Harry Matthias

Personal information
- Full name: Harrison Patterson Ashcroft Matthias
- Born: 25 June 2003 (age 22) Ashford, South Australia
- Batting: Right-handed
- Role: Wicket-keeper

Domestic team information
- 2022/23–2025/26: South Australia (squad no. 7)

Career statistics
| Competition | FC | LA |
| Matches | 2 | 1 |
| Runs scored | 29 | 14 |
| Batting average | 9.66 | 14.00 |
| 100s/50s | 0/0 | 0/0 |
| Top score | 12 | 14 |
| Catches/stumpings | 8/0 | 0/0 |
- Source: ESPNcricinfo, 22 February 2025

= Harry Matthias =

Australian cricketer

Harrison Patterson Ashcroft Matthias (born 25 June 2003) is an Australian cricketer. He plays for the South Australia cricket team as a wicketkeeper.

Matthias studied at Prince Alfred College.
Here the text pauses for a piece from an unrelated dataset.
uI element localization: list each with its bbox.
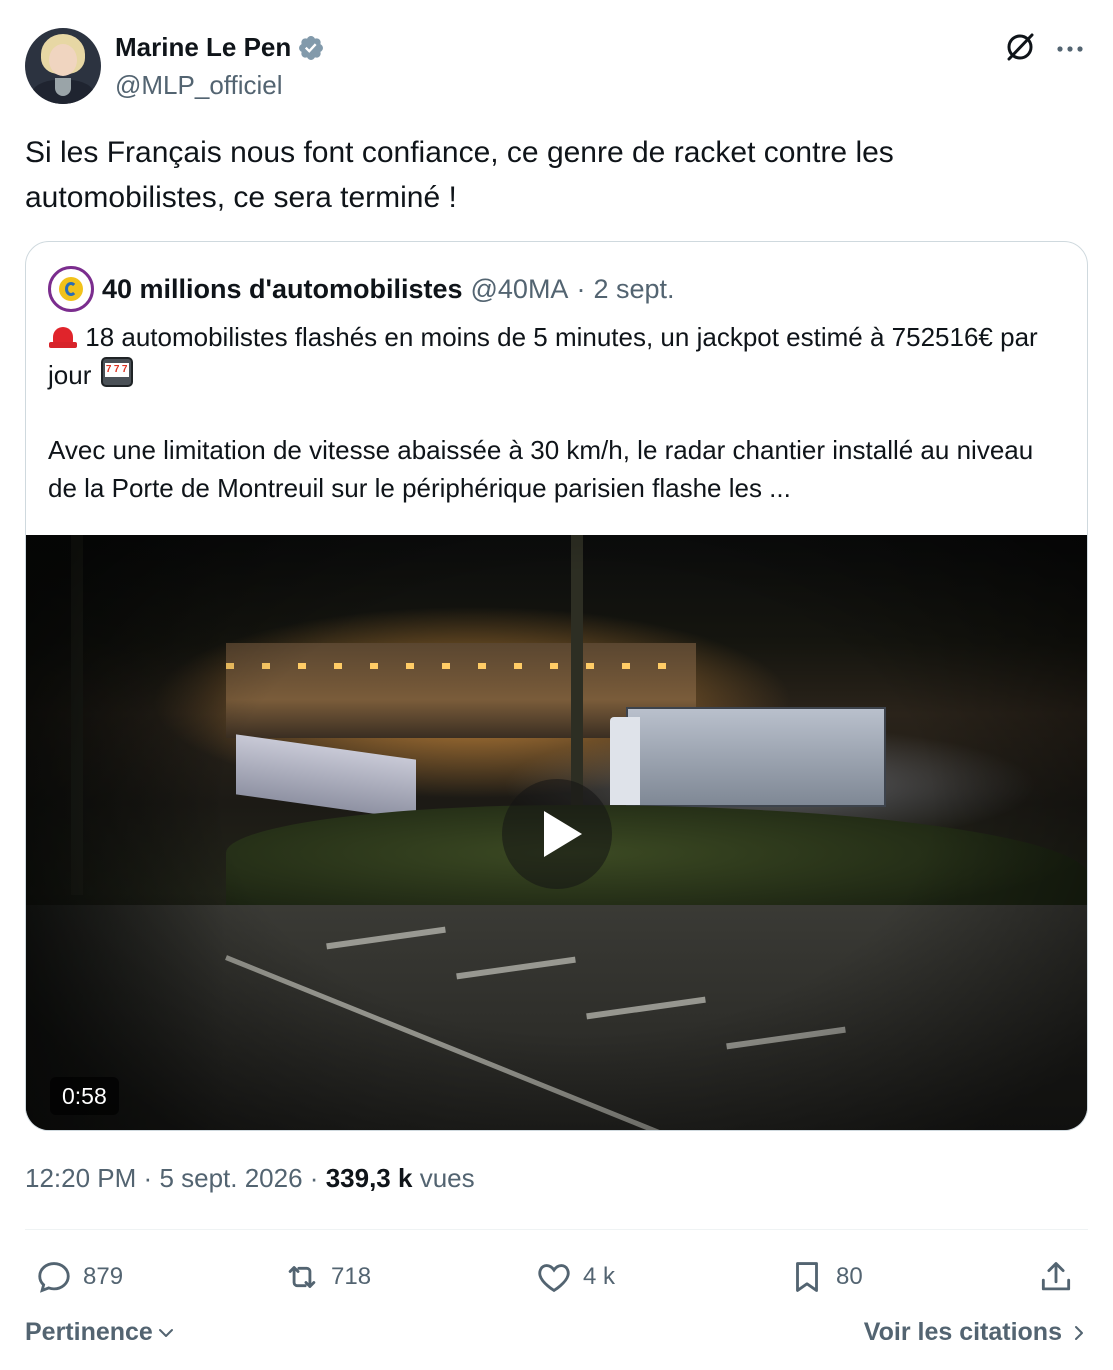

He made his debut for Sturt at the age of 15. Matthias made his first-class debut against Victoria in February 2023, replacing Harry Nielsen who was ill. He was selected in the Cricket Australia XI to play the West Indies in January 2024.

At the end of the 2025-26 season, Matthias was delisted by South Australia, having not been offered a full contract and having become too old to retain a rookie contract.